Том поначалу психанул, когда Билл ему об этом сказал, и спросил, почему бы ему просто не переехать к своему покровителю, сэкономили бы на квартплате, а ради него, Тома, право не стоит так напрягаться. Билл почернел, но к вечеру Том передумал, и попросил его в случае переезда информировать официально о графике своих блядок, чтобы он, Том, в его отсутствие мог бы, наконец спокойно водить баб, и заниматься организацией собственной личной жизни. Билл и сам не понял, почему слова Тома резанули его ножом по сердцу так, что у него потемнело в глазах, однако внешне он и бровью не повел.
- Конечно, Том, - кивнул он.
Тому очень хотелось дать ему по роже за такую милую уступчивость, а потом еще пару раз, чтобы этой твари не было так все равно. Он порой сам удивлялся глубине того раздражения, которое вызывал в нем его брат. Самый ужас этого бешенства заключался в том, что даже мысль о существовании без него в его голову не приходила. Оно просто сидело в нем, как его второе я, и отравляла ему жизнь своим присутствием. Ему было физически плохо, когда Билл уходил. Когда он возвращался – он его бесил каждым своим словом, поворотом головы, тоном голоса, смехом своим идиотским. Том считал минуты, когда же он снова свалит. Но как только за спиной Билла закрывалась дверь, вместо ожидаемого облегчения на него наваливалась удивительной силы тоска и апатия. Ему вообще ничего не хотелось делать. Он часто говорил Биллу про баб, которых он собирался водить в их квартиру, потому что по характерному упорному молчанию близнеца постепенно догадался, что Биллу это не нравится. Он не знал чем именно, но чувствовал, что он бесится от его слов, а потому повторять это стало его излюбленным занятием. Том не очень пытался анализировать свои чувства в этом смысле, но в эти краткие мгновенья он испытывал странное чувство счастья. Его просто страшно перло от мысли, что он тоже может причинить Биллу боль. Он натурально испытывал чувство извращенного острого кайфа, делая ему больно. Да, он часто ему об этом говорил, про баб, но делать это ему было слишком лениво. Ему нравились девушки. Очень нравились. Он часто думал о них, пялился тайно, искоса, думал, и мечтал, едва ли не грезил наяву. Но как-то очень издалека. Все они сплошь вызывали в нем странное чувство равнодушия как только они сближались сильнее. Дело было не в них, не в их личностях или умственных способностях, дело было в их потребностях. Потому что они все от него что-то хотели. Они хотели любви, дружбы, уважения, заботы, поддержки, эмоций, отдачи, а он нет. Он не хотел ничего от них брать, и еще меньше хотел им что-то отдавать. Потому как только он думал о том, сколько ему придется затратить для элементарнейшего акта, ему становилось лень и жалко себя. Слава богу, иногда попадались телки поумнее, трахались с ним, ничего не спрашивая и не задавали лишних вопросов, а то бы он вообще подох тут со скуки и от спермотоксикоза.

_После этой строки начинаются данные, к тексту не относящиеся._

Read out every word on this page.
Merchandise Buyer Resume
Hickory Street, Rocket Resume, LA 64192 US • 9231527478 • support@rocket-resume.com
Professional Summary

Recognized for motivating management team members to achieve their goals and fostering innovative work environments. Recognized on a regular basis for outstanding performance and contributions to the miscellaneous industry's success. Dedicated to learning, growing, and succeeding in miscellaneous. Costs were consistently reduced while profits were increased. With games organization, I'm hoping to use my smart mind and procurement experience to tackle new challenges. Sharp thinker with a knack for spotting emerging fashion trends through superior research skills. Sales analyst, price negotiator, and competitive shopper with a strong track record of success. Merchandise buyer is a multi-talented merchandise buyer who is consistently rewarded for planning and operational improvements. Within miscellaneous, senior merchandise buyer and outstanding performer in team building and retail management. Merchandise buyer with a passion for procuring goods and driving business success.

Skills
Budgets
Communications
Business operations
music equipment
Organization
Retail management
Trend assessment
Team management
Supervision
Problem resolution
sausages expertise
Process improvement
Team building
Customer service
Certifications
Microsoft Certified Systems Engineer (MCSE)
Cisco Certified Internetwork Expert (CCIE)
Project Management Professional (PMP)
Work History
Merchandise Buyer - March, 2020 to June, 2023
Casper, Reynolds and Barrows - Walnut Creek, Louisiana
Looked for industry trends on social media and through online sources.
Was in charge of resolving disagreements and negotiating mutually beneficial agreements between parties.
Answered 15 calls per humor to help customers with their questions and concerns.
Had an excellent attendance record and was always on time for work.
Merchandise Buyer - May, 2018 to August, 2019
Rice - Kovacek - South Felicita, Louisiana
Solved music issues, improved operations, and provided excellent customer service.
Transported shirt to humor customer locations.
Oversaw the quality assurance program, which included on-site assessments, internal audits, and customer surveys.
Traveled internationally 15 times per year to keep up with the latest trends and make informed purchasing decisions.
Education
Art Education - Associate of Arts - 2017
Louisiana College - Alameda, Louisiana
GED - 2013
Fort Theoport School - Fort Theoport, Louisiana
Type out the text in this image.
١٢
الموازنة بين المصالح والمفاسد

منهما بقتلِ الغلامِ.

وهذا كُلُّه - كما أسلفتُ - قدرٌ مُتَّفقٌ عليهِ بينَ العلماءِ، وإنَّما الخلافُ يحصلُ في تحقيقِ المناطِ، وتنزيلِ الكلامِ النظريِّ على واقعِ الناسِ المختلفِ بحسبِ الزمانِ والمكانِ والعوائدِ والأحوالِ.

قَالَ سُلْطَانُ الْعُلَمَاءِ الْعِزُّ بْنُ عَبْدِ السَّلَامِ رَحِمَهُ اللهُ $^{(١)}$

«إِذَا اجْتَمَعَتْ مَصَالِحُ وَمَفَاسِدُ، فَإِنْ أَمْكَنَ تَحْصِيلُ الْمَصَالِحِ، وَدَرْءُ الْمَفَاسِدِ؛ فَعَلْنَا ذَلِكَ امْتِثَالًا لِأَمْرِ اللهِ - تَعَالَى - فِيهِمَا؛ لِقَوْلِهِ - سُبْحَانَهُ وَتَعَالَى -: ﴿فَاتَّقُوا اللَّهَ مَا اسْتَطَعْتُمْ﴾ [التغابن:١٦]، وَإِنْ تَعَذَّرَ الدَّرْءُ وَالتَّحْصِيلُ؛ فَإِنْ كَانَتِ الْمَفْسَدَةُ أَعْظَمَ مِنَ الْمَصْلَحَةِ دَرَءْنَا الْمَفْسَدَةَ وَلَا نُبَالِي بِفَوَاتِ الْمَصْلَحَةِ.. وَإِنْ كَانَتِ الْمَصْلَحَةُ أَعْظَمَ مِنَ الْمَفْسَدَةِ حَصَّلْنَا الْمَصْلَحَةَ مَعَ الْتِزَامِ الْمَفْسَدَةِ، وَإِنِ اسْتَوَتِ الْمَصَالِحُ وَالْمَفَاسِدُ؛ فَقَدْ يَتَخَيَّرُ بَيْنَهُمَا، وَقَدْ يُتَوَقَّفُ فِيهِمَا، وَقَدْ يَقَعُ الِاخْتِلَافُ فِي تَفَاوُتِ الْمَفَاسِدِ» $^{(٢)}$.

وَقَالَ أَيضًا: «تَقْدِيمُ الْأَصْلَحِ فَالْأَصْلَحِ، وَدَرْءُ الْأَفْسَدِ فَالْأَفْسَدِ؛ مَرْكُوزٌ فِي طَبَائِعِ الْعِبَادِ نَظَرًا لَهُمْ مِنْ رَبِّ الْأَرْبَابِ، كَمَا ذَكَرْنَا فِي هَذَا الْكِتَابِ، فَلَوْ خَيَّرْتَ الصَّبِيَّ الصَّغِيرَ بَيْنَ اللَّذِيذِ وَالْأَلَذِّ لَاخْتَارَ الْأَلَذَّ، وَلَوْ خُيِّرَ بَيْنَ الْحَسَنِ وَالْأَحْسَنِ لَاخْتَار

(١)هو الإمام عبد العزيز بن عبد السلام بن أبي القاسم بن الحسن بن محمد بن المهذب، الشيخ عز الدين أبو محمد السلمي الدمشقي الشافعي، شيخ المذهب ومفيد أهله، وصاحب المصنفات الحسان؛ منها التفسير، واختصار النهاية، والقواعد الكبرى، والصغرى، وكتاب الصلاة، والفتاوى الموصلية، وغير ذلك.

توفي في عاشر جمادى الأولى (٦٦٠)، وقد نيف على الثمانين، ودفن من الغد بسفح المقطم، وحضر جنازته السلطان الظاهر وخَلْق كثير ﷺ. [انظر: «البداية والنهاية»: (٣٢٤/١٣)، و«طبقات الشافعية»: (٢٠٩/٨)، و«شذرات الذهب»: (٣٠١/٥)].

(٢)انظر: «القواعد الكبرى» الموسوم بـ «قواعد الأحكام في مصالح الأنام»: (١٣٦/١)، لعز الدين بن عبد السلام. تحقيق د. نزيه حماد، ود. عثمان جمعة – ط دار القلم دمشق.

Билл страшно его бесил, но ненавидеть его Том не мог. Кого Том действительно ненавидел – так это Йоста. Причем причина этой ненависти была довольно сложной, учитывая, что чисто по-человечески, Том испытывал к Йосту громадное уважение. Билл его бесил и этой новой идеей с его имиджем. Тома раздражало, что тот с каждым днем начинает выглядеть как девчонка. Тома бесили его жесты, блядские взгляды, от которых у мужиков постарше откатывались яйца вслед за выбитым одним его взглядом мозгом. Он понимал, что Биллу нравится манипулировать теми, кто пытался управлять им, исключительно из мстительности натуры, и порой его даже смешило, как легко и цинично он разводил мужчин в два раза старше себя как детей. Его бесило, что Билл с его субъективной точки зрения унижался перед этими мудаками, развлекал и ублажал их, и они, хоть и казались смешными со стороны, чувствовали себя, общаясь с ним повелителями бесконечности. Он в сердцах обозвал Билла шлюхой, Билл приподнял бровь с колечком и, ухмыльнувшись ответил, ничуть не обидевшись:
- Работа такая!
Том сходил с ума, когда видел его таким. Потому что к сожалению, их родственная связь не гарантировала ему защиту от билловских блядских флюидов, и порой он сам забывал смотреть за мужиком, которого разводит Билл, и просто сидел, открывши рот и смотрел на брата, на каждое движение длинных ресниц, блестящих губ, обреченно, как кролик на удава. Нет, не так, Билл не был похож на девочку, он был похож на миниатюрную женщину, с детским лицом, с мимикой, в которой, казалось, не было ничего, чего нельзя было бы прочитать, настолько открыто и честно оно казалось. До тех пор, пока не заглянешь в самую глубину темных жестких демонических глаз, в которых уже умер свет. Тогда становилось страшно. На секунду, но выброшенный в кровь адреналин бередил мысли еще сильнее, словно толкал узнать на самом деле, а насколько глубока Тьма, непрозрачной поволокой затянувшая глаза. Билл стал другим. В этом Том винил Йоста, обоснованно, или нет. Билл перестал быть его. Дэвид, сам того не осознавая – отнял у него душу Билла. За это Том ненавидел Йоста.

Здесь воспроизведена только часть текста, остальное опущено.